L’unica a dirsi favorevole – mandando in avanscoperta i suoi “uscieri” e senza mai pronunciarsi, tuttavia, sulla creazione di una lista unitaria alle Regionali – è stata Giorgia Meloni. Che all’indomani dell’esito del Quirinale, raccogliendo i cocci di un centrodestra lacerato, ha spiegato che la ricandidatura di Nello è naturale. Anche se il governatore non ha mai abbandonato il timore che, per amor di coalizione, venga barattata al momento opportuno con quella del Lazio, dove si vota nel 2023. Scenari che favorirebbero il ritorno in scena di Salvini, che non ha mai nascosto la propria ambizione di far governare l’Isola a un leghista. Scenari. Musumeci, nel frattempo, prova a giocare in difesa assorbendo nel gruppo parlamentare di Diventerà Bellissima i quattro deputati di Attiva Sicilia, ex grillini. Non gli basterà il terzo gruppo  all’Ars (per dimensioni) per reggere alla prova del fuoco.

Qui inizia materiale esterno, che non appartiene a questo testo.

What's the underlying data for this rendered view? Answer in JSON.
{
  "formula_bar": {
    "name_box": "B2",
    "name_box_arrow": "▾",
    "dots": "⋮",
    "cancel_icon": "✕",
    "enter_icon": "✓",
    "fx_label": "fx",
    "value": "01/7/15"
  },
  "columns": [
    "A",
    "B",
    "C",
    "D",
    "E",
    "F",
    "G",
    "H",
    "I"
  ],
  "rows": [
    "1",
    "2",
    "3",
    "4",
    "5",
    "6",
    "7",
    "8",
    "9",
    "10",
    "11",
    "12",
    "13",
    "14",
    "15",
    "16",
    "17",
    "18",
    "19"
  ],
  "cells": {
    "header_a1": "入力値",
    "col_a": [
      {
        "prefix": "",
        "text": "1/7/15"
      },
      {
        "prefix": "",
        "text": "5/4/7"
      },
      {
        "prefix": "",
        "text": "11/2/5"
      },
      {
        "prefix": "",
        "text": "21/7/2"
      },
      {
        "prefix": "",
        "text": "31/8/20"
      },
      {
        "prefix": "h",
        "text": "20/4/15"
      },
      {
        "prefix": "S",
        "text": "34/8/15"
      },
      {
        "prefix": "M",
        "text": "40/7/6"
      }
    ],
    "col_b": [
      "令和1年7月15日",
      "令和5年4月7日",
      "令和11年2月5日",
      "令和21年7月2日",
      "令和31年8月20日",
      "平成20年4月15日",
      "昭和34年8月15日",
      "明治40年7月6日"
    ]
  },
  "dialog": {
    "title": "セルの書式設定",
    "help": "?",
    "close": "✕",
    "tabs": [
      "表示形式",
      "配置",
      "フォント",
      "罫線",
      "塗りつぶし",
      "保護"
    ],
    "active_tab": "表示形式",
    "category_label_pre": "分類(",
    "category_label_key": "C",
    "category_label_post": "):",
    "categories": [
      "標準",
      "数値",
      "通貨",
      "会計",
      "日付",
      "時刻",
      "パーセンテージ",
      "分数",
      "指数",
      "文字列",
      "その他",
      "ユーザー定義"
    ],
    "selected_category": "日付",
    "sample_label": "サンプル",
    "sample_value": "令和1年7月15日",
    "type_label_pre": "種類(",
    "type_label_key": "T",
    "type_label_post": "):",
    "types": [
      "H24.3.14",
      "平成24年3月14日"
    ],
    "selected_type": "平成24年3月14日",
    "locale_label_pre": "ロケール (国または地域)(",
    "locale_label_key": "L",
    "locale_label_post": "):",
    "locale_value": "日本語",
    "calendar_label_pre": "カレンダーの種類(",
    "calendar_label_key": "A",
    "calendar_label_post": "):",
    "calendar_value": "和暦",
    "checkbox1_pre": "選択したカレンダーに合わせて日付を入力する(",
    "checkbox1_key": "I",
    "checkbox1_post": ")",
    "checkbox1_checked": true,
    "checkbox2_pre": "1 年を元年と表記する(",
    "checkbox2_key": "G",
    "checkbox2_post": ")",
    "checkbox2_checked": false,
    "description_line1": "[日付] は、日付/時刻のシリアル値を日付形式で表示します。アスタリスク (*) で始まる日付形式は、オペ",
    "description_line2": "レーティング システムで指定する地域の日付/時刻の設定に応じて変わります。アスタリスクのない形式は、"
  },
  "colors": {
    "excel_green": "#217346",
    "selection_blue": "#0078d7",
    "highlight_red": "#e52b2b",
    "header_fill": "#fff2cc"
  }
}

Difficile capire come se la caverà mercoledì alla prova dell’aula. Difficile capire come potrà spiegare le sue piroette (basterà invocare il solito “treno da non perdere” del Pnrr per motivare l’azzeramento dell’azzeramento?). Come potrà giustificare “l’occupazione della sanità”, a partire dalla creazione di una task force monocolore per la gestione di 800 milioni o i messaggini indirizzati dal suo segretario particolare ai sindaci, preannunciando interventi che l’Ars nemmeno conosce e non ha mai vagliato; o il parziale fallimento della stagione dei concorsi, che dopo centinaia di annunci e trent’anni di attesa, vanno a sbattere su un pasticcio procedurale. E sarà ancora più difficile, se qualcuno glielo dovesse chiedere, rispondere sui posti letto “a scomparsa” dei reparti di Terapia intensiva negli ospedali dell’Isola; e sul perché il Consiglio dei Ministri abbia finito per bocciare norme assai care al governo, come quella che finanzia il concorso per 46 Forestali. L’occasione, magari, potrebbe tornare utile per fare un punto sulle nomine di sottogoverno, e sui principi che le hanno ispirate. Alla Seus, la società di emergenza-urgenza, è stato nominato dopo sette mesi d’impasse l’ex presidente del Tar di Palermo, Calogero Ferlisi. Prende il posto del leghista Davide Croce. All’Ast, invece, esce Gaetano Tafuri, entra Santo Castiglione, sempre in quota Mpa. A Musumeci toccherà rispondere anche di questo. E tutto per aver deciso, in un momento d’ira, di buttare via il bambino con tutta l’acqua sporca.